Today is National Dictionary Day, which is celebrated every year on the birthday of Noah Webster. This week has started to catch up with me, so, I’m using a re-run, a story I wrote in honor of this day exactly 10 years ago. It was a story I wrote before the move to yahoo groups, and it has not been repeated since, which means for most of you, it is brand spanking new.

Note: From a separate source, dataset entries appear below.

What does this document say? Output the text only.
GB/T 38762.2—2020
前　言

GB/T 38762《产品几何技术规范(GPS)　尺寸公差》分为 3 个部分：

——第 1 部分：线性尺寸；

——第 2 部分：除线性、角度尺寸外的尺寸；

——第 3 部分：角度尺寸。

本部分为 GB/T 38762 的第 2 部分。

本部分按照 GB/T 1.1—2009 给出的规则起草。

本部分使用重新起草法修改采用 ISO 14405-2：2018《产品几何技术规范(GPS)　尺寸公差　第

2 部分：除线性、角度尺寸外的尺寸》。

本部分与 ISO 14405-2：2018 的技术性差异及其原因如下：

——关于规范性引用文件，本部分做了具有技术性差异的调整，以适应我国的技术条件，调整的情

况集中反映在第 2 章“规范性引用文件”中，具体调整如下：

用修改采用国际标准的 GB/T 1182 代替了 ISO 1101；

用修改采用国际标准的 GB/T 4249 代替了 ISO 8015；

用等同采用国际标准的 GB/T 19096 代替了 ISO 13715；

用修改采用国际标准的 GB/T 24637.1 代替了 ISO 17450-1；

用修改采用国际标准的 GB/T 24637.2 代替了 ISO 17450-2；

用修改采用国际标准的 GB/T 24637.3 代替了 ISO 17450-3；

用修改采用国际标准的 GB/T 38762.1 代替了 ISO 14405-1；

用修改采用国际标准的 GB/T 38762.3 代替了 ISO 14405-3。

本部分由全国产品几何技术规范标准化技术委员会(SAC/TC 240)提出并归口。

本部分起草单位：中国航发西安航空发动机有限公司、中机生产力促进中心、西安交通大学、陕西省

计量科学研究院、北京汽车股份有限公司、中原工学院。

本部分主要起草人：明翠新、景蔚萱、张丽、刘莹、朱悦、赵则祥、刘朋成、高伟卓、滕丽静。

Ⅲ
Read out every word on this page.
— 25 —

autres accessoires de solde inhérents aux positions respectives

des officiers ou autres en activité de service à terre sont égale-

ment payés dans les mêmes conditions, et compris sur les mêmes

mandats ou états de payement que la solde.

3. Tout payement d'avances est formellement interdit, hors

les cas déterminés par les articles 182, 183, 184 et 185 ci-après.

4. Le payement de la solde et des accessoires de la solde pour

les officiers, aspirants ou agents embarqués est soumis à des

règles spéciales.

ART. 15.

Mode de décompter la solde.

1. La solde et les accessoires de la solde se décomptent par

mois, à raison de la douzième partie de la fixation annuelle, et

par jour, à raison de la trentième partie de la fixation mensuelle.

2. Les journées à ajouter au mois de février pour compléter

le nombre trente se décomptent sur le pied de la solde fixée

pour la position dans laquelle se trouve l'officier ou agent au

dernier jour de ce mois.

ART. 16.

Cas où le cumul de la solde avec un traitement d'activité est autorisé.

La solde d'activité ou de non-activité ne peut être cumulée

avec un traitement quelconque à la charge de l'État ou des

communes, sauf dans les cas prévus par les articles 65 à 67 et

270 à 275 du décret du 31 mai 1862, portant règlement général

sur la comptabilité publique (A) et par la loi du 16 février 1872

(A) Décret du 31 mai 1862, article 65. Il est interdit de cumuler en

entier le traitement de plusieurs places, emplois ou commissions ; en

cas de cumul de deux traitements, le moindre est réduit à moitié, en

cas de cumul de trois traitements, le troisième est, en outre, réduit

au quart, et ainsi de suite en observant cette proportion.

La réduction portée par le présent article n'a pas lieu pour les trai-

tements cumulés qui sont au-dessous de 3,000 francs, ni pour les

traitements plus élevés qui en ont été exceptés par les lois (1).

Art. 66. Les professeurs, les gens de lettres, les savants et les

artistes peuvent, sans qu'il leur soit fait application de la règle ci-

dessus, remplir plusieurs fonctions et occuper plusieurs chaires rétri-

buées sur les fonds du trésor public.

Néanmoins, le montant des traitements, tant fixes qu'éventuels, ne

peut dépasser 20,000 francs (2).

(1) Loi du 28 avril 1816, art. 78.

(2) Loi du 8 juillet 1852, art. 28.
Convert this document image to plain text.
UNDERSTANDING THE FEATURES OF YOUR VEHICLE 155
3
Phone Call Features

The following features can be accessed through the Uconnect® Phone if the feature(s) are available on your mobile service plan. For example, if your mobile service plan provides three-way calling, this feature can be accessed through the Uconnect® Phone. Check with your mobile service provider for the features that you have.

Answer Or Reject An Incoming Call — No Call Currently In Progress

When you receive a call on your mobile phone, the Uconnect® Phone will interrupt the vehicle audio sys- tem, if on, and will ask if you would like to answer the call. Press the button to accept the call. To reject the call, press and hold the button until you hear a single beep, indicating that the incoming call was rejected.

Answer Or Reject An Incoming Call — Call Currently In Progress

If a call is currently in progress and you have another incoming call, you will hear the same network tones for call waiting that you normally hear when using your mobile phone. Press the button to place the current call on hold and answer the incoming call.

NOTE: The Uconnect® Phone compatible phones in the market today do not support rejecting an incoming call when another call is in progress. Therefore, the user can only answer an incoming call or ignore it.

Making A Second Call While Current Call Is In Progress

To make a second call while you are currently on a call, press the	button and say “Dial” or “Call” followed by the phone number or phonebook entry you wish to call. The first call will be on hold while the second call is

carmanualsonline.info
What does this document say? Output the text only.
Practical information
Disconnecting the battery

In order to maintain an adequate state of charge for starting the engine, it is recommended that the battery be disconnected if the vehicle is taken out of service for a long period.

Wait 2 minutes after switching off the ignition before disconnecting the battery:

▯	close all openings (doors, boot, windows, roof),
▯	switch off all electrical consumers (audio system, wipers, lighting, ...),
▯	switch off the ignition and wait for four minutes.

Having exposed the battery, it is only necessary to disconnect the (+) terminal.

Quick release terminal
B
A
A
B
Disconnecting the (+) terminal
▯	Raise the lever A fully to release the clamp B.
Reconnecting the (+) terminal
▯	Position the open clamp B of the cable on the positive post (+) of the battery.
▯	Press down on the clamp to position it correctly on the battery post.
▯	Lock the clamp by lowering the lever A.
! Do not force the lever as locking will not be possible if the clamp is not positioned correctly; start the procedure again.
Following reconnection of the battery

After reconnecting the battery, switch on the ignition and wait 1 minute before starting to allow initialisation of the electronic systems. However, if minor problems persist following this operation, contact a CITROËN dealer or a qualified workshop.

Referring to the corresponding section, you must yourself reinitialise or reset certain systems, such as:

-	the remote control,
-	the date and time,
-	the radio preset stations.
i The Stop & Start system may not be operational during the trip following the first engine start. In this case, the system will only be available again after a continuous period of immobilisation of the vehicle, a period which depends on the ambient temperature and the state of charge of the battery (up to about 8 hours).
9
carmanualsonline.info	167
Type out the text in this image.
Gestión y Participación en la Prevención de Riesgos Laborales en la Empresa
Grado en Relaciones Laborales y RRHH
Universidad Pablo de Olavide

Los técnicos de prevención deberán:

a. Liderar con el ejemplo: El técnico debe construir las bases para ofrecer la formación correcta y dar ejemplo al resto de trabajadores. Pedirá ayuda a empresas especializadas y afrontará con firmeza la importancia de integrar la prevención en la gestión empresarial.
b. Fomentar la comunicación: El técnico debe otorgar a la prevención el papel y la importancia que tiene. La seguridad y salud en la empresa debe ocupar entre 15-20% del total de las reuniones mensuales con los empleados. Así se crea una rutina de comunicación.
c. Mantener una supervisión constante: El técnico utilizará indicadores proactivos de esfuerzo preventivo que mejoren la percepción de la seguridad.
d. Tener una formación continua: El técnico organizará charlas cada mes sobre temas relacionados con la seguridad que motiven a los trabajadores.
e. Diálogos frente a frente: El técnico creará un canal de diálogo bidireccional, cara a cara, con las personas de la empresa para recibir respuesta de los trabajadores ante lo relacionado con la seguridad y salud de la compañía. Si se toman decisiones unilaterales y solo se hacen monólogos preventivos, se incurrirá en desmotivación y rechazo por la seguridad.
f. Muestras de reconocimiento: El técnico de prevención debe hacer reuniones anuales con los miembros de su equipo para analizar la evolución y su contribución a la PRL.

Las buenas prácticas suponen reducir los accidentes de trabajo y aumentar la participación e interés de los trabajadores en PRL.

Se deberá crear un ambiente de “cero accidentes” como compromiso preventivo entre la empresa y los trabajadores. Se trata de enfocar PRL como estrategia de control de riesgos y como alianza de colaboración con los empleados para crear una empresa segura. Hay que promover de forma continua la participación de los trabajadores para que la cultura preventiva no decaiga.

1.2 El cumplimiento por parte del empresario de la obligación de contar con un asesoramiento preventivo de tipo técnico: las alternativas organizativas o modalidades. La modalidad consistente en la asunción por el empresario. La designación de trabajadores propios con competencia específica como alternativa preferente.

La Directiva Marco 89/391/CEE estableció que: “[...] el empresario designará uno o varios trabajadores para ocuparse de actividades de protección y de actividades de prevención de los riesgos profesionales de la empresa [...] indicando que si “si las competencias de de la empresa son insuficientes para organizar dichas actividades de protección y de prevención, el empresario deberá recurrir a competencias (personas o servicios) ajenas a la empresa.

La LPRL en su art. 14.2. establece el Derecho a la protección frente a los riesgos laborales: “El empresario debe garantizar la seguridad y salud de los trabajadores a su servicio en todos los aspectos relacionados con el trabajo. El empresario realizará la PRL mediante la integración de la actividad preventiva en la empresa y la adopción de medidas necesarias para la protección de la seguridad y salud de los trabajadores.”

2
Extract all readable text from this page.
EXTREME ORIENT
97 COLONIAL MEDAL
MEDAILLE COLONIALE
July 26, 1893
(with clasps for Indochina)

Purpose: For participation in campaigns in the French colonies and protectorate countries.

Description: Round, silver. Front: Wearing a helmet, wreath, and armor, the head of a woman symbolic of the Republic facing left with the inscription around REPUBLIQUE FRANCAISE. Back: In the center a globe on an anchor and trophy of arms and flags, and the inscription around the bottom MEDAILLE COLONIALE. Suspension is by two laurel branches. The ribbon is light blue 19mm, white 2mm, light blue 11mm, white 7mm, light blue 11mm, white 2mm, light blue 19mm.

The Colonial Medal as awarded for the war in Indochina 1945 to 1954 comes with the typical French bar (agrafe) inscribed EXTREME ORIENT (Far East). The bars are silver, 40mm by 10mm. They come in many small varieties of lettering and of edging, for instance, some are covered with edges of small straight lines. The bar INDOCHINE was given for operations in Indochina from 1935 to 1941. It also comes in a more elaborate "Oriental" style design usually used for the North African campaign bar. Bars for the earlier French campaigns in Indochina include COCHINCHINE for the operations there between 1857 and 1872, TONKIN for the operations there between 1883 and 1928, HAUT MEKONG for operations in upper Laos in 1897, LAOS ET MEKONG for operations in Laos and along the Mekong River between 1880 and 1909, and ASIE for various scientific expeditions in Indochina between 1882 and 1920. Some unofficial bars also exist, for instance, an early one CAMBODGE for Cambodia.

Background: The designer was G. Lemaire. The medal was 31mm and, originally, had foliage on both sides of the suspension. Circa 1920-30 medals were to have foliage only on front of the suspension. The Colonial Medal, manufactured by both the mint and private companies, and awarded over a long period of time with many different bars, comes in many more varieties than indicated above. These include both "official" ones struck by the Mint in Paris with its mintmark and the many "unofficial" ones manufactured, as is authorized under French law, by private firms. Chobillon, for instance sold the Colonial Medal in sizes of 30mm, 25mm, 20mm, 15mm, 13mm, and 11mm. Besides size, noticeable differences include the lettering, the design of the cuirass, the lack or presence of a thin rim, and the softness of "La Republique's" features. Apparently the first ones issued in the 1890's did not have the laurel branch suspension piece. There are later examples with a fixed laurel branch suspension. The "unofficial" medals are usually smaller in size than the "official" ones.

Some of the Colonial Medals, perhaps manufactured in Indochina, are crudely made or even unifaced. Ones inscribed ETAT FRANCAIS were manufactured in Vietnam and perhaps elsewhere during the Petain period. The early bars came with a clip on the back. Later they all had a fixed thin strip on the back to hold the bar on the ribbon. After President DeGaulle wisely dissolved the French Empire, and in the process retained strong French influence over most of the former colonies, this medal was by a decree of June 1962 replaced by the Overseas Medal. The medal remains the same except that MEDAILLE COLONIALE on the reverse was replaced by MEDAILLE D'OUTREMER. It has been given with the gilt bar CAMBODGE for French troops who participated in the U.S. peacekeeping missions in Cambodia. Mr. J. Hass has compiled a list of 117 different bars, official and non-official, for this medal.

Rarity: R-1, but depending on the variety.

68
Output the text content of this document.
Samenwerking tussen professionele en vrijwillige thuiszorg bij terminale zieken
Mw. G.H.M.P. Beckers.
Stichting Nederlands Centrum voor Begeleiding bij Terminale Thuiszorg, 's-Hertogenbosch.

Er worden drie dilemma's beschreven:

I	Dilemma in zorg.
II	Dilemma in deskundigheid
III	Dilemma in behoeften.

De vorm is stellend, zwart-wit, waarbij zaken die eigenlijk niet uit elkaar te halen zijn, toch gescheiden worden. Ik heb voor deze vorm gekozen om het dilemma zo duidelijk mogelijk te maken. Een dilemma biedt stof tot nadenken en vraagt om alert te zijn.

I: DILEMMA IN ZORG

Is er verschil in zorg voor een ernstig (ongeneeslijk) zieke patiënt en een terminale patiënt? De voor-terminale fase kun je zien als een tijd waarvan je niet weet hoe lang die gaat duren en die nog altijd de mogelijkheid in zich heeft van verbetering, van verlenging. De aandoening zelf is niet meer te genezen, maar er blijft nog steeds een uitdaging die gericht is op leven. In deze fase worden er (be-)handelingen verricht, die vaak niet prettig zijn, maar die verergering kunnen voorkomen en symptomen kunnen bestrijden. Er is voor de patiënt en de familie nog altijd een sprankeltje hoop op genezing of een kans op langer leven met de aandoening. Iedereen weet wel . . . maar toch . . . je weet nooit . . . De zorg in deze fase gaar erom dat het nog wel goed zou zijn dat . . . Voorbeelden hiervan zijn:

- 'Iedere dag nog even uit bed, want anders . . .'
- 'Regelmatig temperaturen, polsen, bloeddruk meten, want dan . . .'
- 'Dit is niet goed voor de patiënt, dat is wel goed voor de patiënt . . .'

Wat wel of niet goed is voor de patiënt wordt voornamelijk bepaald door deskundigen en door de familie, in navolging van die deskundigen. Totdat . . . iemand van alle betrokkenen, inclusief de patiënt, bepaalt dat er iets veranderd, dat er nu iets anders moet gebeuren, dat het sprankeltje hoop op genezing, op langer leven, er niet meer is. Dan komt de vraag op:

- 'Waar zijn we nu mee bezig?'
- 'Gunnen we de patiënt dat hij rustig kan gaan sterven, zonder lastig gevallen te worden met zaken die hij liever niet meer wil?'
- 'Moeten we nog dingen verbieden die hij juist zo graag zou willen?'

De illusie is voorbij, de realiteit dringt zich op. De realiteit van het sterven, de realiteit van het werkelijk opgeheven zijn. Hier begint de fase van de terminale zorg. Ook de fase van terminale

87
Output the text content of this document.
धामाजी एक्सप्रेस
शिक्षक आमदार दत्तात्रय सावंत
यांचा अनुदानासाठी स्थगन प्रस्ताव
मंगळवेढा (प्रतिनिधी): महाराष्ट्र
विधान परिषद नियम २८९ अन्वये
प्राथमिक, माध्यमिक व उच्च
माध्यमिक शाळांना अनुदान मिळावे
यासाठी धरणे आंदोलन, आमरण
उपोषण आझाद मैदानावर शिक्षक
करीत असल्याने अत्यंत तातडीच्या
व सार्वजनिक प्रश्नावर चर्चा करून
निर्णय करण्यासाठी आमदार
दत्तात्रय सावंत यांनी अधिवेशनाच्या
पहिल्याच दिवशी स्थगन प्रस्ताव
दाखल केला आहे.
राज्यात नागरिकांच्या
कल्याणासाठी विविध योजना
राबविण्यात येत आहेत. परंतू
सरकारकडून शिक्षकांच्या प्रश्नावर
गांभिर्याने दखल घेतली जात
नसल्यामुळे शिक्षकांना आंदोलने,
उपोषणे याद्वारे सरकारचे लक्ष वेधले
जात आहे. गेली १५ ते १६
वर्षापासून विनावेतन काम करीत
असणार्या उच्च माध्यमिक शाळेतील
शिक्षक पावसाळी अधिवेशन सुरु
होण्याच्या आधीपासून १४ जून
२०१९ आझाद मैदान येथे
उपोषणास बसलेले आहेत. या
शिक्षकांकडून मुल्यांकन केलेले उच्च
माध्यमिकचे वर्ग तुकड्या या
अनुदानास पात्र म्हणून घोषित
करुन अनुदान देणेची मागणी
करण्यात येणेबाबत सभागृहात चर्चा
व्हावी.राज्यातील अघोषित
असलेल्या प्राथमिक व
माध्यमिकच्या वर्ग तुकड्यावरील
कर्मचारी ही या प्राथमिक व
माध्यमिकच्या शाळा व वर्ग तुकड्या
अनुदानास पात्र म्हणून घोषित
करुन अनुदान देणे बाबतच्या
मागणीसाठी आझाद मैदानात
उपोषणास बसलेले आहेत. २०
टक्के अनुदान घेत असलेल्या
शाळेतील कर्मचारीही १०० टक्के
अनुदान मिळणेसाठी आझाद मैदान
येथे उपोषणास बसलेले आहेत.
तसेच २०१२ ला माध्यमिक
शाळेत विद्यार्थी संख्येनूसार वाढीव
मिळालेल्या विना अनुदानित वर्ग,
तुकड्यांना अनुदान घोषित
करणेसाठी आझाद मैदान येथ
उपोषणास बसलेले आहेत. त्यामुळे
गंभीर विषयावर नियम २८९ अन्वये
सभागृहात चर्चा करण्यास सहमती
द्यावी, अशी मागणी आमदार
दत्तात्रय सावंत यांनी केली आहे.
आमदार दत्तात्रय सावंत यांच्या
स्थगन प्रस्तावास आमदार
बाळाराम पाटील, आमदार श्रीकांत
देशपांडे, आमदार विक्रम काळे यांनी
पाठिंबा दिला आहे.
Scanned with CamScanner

The year was 1828. Noah Webster was about to publish his first dictionary of American English, and the momentous occasion was going to be celebrated with a ceremony at which he would give a speech. “Surely,” thought Webster, “I must expound upon the enormity and significance of the language and succinctly prognosticate to the purveyors of American education that the putative modes of communication, in their tyrannical and star-chambered origins, are soon to be made wholly extinct by the neoteric evolution of the language. My new dictionary obviates those lingual dependencies, and, despite possible tergiversation, and lexiphanic obnubilation, I will, without doubt, eschew obfuscation.”
Webster, who had a tendancy to bloviate, was never asked to speak again. Instead, he decided it was time to start a college, where no one could prevent him from speaking ever again.
Admittedly, it’s a short tale. I’m not going to define the other words used. That’s why you have a dictionary. I will say I’ve used these in Word of the Day stories before, so you may yet see them again.
bloviate / blo – V – ate / to speak or write verbosely and windily. This word didn’t enter the language until 1897, so, admittedly, it never would’ve been applied to Webster during his life. It’s Webster that we have to thank for including in his dictionary and documenting the truly American words like “skunk,” “squash,” and “chowder.”